Bonne lecture même si certains aspects du livre sont assez complexe !

En parlant de bouquins, j’ai trouvé le livre de Yann Le Cun « Quand la machine apprend » vraiment très intéressant.

Bonjour. Je travaille dans les logiciels pour la médecine. C’est donc un domaine particulièrement touché par tout ce qui « aspects réglementaires ». Et donc directement touché par la directive européenne « Pour une IA de confiance ». Si je suis globalement d’accord sur les idées force de la directive (limiter les risques de dérive tout en soutenant la recherche), j’avoue qu’elle m’a fait aussi sourire. Ainsi, réglementairement, si j’utilise de l’IA, je vais devoir prouver qu’elle ne défavorise pas telle ou telle catégorie de personne. En revanche, avec les logiciels actuels, je n’ai pas à faire cette preuve. Et pourtant il est certain que les logiciels « non-IA » crée des discriminations involontaires. Mais comme il n’y a aucun fantasme derrière, on ne nous demande pas de le certifier.

Après, les politiciens ne comprennent strictement rien à l’IA. Ainsi les algorithmes qui sont derrière n’ont pas de réelle valeur marchande. Ils sont connus de tous, disponibles dans le littérature scientifique. Ce qui vaut de l’or en IA, ce sont les données servant à faire « apprendre » l’IA. Or de ce côté, dans la médecine, la France a un gisement exceptionnel, du fait de la centralisation des données de santé par la sécurité sociale. Et pourtant, ce gisement nous sommes prêts à l’offrir gratuitement aux USA en faisant héberger ces données par des sociétés américaines (Microsoft, Amazon, ….)

« ce gisement nous sommes prêts à l’offrir gratuitement aux USA en faisant héberger ces données [ de santé ] par des sociétés américaines (Microsoft, Amazon, ….) »
Jusqu’a preuve du contraire, les données de santé sont privées et confidentielles, et il est illégal de les utiliser pour déveloper un produit, sans l’accord explicite des individus.

Donc, non, Microsoft et Amazon n’ont pas le droit d’utiliser nos données de santé, on ne leur a pas offert. Et autant des petites entreprises américaines peuvent se moquer du droit francais, autant ces multinationales ne peuvent pas se le permettre.

PS : le droit américain protège de façon similaire les données de santé aux Etats-Unis.

Le droit américain ne protège rien du tout. Le « Cloud Act » permet à l’état américain d’accéder, sans en informer qui que ce soit, toutes les données gérées par les sociétés américaines, y compris quand elles sont hébergées sur des serveurs en dehors des USA.

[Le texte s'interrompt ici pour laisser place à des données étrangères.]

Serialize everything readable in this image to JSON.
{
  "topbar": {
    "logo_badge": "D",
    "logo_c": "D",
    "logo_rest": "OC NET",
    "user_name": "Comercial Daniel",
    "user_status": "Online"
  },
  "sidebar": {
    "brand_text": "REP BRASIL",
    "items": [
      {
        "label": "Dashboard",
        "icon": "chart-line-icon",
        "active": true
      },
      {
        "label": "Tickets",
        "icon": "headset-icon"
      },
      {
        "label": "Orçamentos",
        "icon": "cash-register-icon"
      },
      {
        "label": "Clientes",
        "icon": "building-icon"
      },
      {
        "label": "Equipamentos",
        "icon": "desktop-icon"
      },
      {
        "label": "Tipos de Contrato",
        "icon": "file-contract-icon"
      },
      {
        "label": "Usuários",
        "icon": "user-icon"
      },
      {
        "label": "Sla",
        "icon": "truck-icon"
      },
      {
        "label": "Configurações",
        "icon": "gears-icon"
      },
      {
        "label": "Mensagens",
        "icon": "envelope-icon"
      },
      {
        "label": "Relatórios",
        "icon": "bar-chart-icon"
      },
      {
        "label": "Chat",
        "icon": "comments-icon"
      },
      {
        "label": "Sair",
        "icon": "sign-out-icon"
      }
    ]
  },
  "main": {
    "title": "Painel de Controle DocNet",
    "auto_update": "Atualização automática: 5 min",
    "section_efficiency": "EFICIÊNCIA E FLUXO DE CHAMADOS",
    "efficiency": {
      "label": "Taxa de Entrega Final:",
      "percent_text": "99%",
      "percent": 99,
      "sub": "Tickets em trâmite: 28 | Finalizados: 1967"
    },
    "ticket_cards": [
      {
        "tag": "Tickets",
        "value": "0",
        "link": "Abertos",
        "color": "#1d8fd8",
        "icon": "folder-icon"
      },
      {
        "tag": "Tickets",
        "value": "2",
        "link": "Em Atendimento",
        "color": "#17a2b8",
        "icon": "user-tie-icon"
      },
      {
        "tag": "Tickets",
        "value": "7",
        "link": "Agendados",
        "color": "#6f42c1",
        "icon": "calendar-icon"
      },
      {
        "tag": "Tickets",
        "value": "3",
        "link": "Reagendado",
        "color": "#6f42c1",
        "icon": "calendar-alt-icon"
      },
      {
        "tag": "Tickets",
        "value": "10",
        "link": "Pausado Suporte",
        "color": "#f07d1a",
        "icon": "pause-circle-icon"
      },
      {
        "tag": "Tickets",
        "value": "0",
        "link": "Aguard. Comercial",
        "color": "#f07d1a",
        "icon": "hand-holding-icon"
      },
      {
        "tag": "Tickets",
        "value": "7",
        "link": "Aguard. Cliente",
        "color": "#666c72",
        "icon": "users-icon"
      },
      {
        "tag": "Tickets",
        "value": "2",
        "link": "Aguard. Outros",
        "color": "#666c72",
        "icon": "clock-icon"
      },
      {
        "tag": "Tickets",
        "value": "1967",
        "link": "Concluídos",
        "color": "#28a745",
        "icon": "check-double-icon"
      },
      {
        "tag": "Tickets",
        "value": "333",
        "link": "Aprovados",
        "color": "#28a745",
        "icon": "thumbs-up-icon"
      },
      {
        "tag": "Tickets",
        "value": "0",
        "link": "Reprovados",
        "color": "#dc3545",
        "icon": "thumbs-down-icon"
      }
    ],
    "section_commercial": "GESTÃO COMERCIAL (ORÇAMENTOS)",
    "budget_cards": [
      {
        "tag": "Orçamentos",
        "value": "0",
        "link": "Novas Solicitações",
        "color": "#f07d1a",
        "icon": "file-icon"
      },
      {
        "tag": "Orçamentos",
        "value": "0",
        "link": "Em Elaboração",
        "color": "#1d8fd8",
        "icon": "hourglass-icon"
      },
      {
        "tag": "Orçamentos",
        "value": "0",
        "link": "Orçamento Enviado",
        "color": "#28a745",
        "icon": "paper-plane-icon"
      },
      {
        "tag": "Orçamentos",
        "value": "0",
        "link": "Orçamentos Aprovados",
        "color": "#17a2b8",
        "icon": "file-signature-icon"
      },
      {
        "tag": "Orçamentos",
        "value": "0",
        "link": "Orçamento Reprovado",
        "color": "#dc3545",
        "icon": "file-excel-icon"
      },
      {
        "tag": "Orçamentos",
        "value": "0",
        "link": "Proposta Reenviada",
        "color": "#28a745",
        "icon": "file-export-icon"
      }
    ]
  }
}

Tout à fait, et il me semble que la NSA ne s’était pas gênée pour communiquer à Boeing des informations obtenues via des écoutes ciblant des personnes d’Airbus, donnant aux américains un avantage commercial considérable, même si ces écoutes étaient censées concerner la sécurité des Etats-Unis.

C’est tout à fait faux. Le CLOUD act (acronyme de « clarifying lawful overseas use of data ») est un accord de coopération juridique permettant d’obtenir des renseignements sur les « US persons », et non un texte permettant renseignement et espionnage à l’encontre des citoyens européens. Pour cela, regardez plutôt du côté de FISA section 702 (prolongé il y a quelques semaines), ou de l’Executive Order 12333 (promulgué en 1981). Alors cessons d’invoquer le CLOUD act à tort et à travers, qui plus est en s’imaginant que cela a un rapport avec « le cloud ».

Je pense qu’il faut réconcilier les points de vue d’OlivierE et Alain38 : Alain38 souligne à juste titre que le droit américain ne protège pas les données de santé européennes. OlivierE fait quant à lui certainement référence au droit européen (et français), qui protège ces mêmes données.